The workaholic Deneuve (who was nearing 80 during production) had previously spoken about her unwillingness to appear in true stories, and yet she agreed to star here due to the humour in Domenach and Clémence Dargent’s screenplay. But how she felt about the uncertain tone and some significant departures from fact is unrecorded.
Her initially haughty Bernadette Chirac is seen fighting to be taken seriously by her husband and the public during Jacques’ reign as French President between 1995 and 2007. He’s played by Michel Vuillermoz, who delivers a broad, syllable-rolling performance, but she underplays, and allows Bernadette to grow, even as the Americans insulted the French over the Iraq War and Jacques found himself in one scandal after another.
Her pushy daughter Claude (Sara Giraudeau) works alongside Dad in the government, and advises that Bernadette employ a nervous PR expert named Bernard Niquet (funny Denis Podalydès) to help when it comes to dealing with the media.
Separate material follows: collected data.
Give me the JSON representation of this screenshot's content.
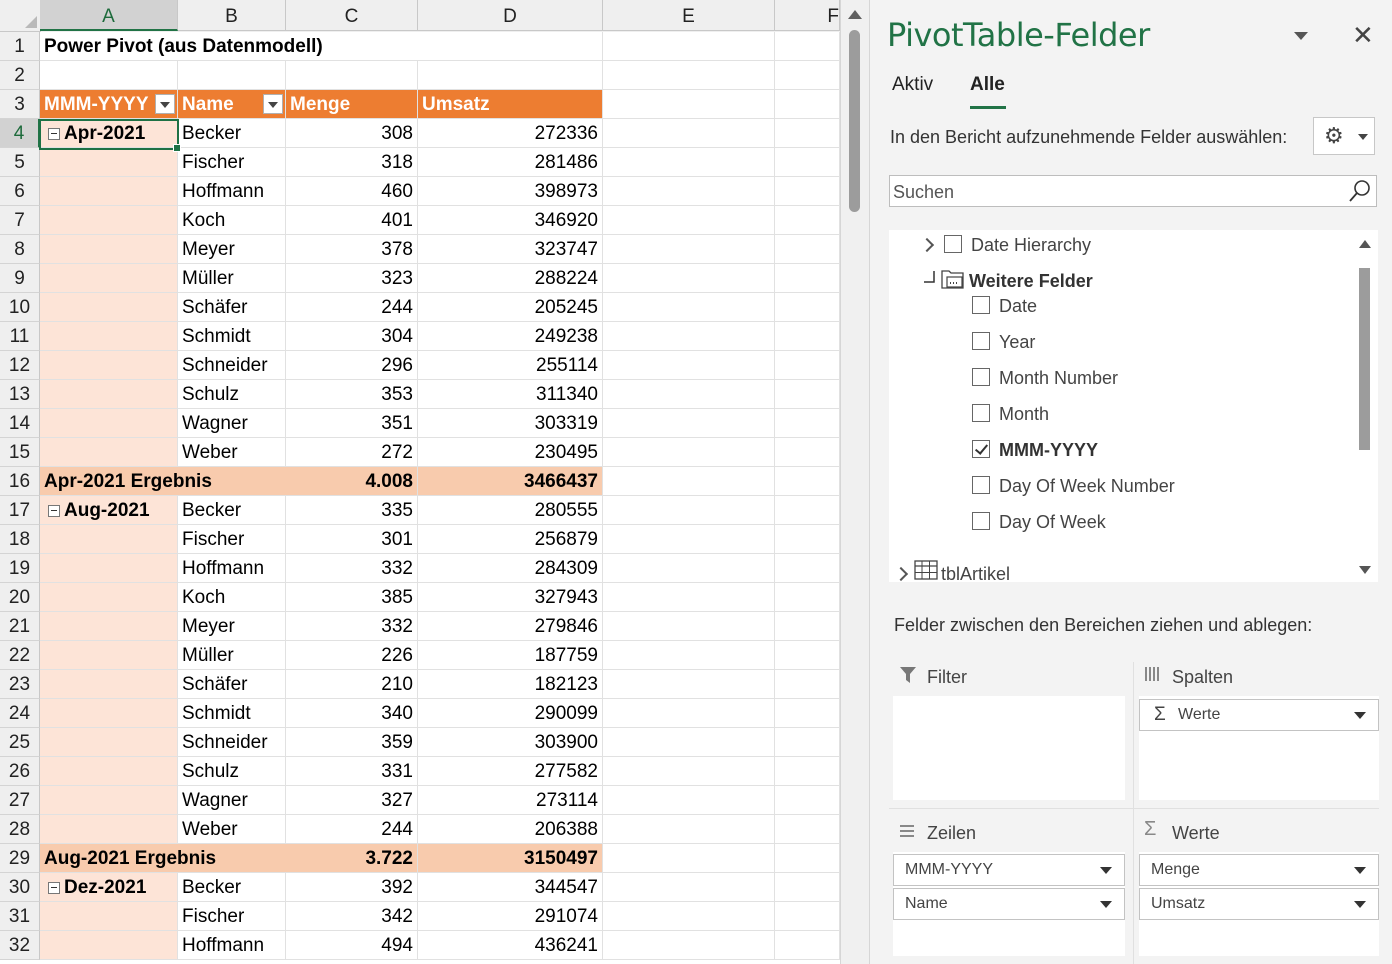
{
  "sheet": {
    "columns": [
      "A",
      "B",
      "C",
      "D",
      "E",
      "F"
    ],
    "title": "Power Pivot (aus Datenmodell)",
    "header": {
      "col_a": "MMM-YYYY",
      "col_b": "Name",
      "col_c": "Menge",
      "col_d": "Umsatz"
    },
    "rows": [
      {
        "n": "4",
        "group": "Apr-2021",
        "name": "Becker",
        "menge": "308",
        "umsatz": "272336"
      },
      {
        "n": "5",
        "name": "Fischer",
        "menge": "318",
        "umsatz": "281486"
      },
      {
        "n": "6",
        "name": "Hoffmann",
        "menge": "460",
        "umsatz": "398973"
      },
      {
        "n": "7",
        "name": "Koch",
        "menge": "401",
        "umsatz": "346920"
      },
      {
        "n": "8",
        "name": "Meyer",
        "menge": "378",
        "umsatz": "323747"
      },
      {
        "n": "9",
        "name": "Müller",
        "menge": "323",
        "umsatz": "288224"
      },
      {
        "n": "10",
        "name": "Schäfer",
        "menge": "244",
        "umsatz": "205245"
      },
      {
        "n": "11",
        "name": "Schmidt",
        "menge": "304",
        "umsatz": "249238"
      },
      {
        "n": "12",
        "name": "Schneider",
        "menge": "296",
        "umsatz": "255114"
      },
      {
        "n": "13",
        "name": "Schulz",
        "menge": "353",
        "umsatz": "311340"
      },
      {
        "n": "14",
        "name": "Wagner",
        "menge": "351",
        "umsatz": "303319"
      },
      {
        "n": "15",
        "name": "Weber",
        "menge": "272",
        "umsatz": "230495"
      },
      {
        "n": "16",
        "subtotal": "Apr-2021 Ergebnis",
        "menge": "4.008",
        "umsatz": "3466437"
      },
      {
        "n": "17",
        "group": "Aug-2021",
        "name": "Becker",
        "menge": "335",
        "umsatz": "280555"
      },
      {
        "n": "18",
        "name": "Fischer",
        "menge": "301",
        "umsatz": "256879"
      },
      {
        "n": "19",
        "name": "Hoffmann",
        "menge": "332",
        "umsatz": "284309"
      },
      {
        "n": "20",
        "name": "Koch",
        "menge": "385",
        "umsatz": "327943"
      },
      {
        "n": "21",
        "name": "Meyer",
        "menge": "332",
        "umsatz": "279846"
      },
      {
        "n": "22",
        "name": "Müller",
        "menge": "226",
        "umsatz": "187759"
      },
      {
        "n": "23",
        "name": "Schäfer",
        "menge": "210",
        "umsatz": "182123"
      },
      {
        "n": "24",
        "name": "Schmidt",
        "menge": "340",
        "umsatz": "290099"
      },
      {
        "n": "25",
        "name": "Schneider",
        "menge": "359",
        "umsatz": "303900"
      },
      {
        "n": "26",
        "name": "Schulz",
        "menge": "331",
        "umsatz": "277582"
      },
      {
        "n": "27",
        "name": "Wagner",
        "menge": "327",
        "umsatz": "273114"
      },
      {
        "n": "28",
        "name": "Weber",
        "menge": "244",
        "umsatz": "206388"
      },
      {
        "n": "29",
        "subtotal": "Aug-2021 Ergebnis",
        "menge": "3.722",
        "umsatz": "3150497"
      },
      {
        "n": "30",
        "group": "Dez-2021",
        "name": "Becker",
        "menge": "392",
        "umsatz": "344547"
      },
      {
        "n": "31",
        "name": "Fischer",
        "menge": "342",
        "umsatz": "291074"
      },
      {
        "n": "32",
        "name": "Hoffmann",
        "menge": "494",
        "umsatz": "436241"
      }
    ]
  },
  "pane": {
    "title": "PivotTable-Felder",
    "tabs": [
      "Aktiv",
      "Alle"
    ],
    "active_tab": "Alle",
    "instruction": "In den Bericht aufzunehmende Felder auswählen:",
    "search_placeholder": "Suchen",
    "fields": {
      "date_hierarchy": "Date Hierarchy",
      "more_fields": "Weitere Felder",
      "items": [
        {
          "label": "Date",
          "checked": false
        },
        {
          "label": "Year",
          "checked": false
        },
        {
          "label": "Month Number",
          "checked": false
        },
        {
          "label": "Month",
          "checked": false
        },
        {
          "label": "MMM-YYYY",
          "checked": true
        },
        {
          "label": "Day Of Week Number",
          "checked": false
        },
        {
          "label": "Day Of Week",
          "checked": false
        }
      ],
      "table": "tblArtikel"
    },
    "drag_instruction": "Felder zwischen den Bereichen ziehen und ablegen:",
    "areas": {
      "filter": "Filter",
      "columns": "Spalten",
      "columns_items": [
        "Werte"
      ],
      "rows": "Zeilen",
      "rows_items": [
        "MMM-YYYY",
        "Name"
      ],
      "values": "Werte",
      "values_items": [
        "Menge",
        "Umsatz"
      ]
    }
  },
  "colors": {
    "accent": "#217346",
    "header_orange": "#ed7d31",
    "subtotal": "#f8cbad",
    "group_fill": "#fde4d7"
  }
}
Our subject also has another, semi-alienated daughter named Laurence (Maud Wyler), who (in a much-criticised plot point) has an eating disorder, about which only Bernadette seems truly concerned.
Taking fashion advice from Karl Lagerfeld (Olivier Breitman), Bernadette strikes out without Jacques’ permission, and works hard at improving her public image, which, yes, did really happen. But what of the played-straight sequence where Jacques must make a statement after the death of Princess Diana in 1997, and she’s present when the government tracks him down exactly where he shouldn’t be? Is this the sequence that upset the real Claude Chirac? And did it really take place exactly like this?
Despite her faults, you also can’t help but think that Bernadette Chirac would have made a much better French President than the far-right Marine Le Pen. So where is she now when her country really needs her?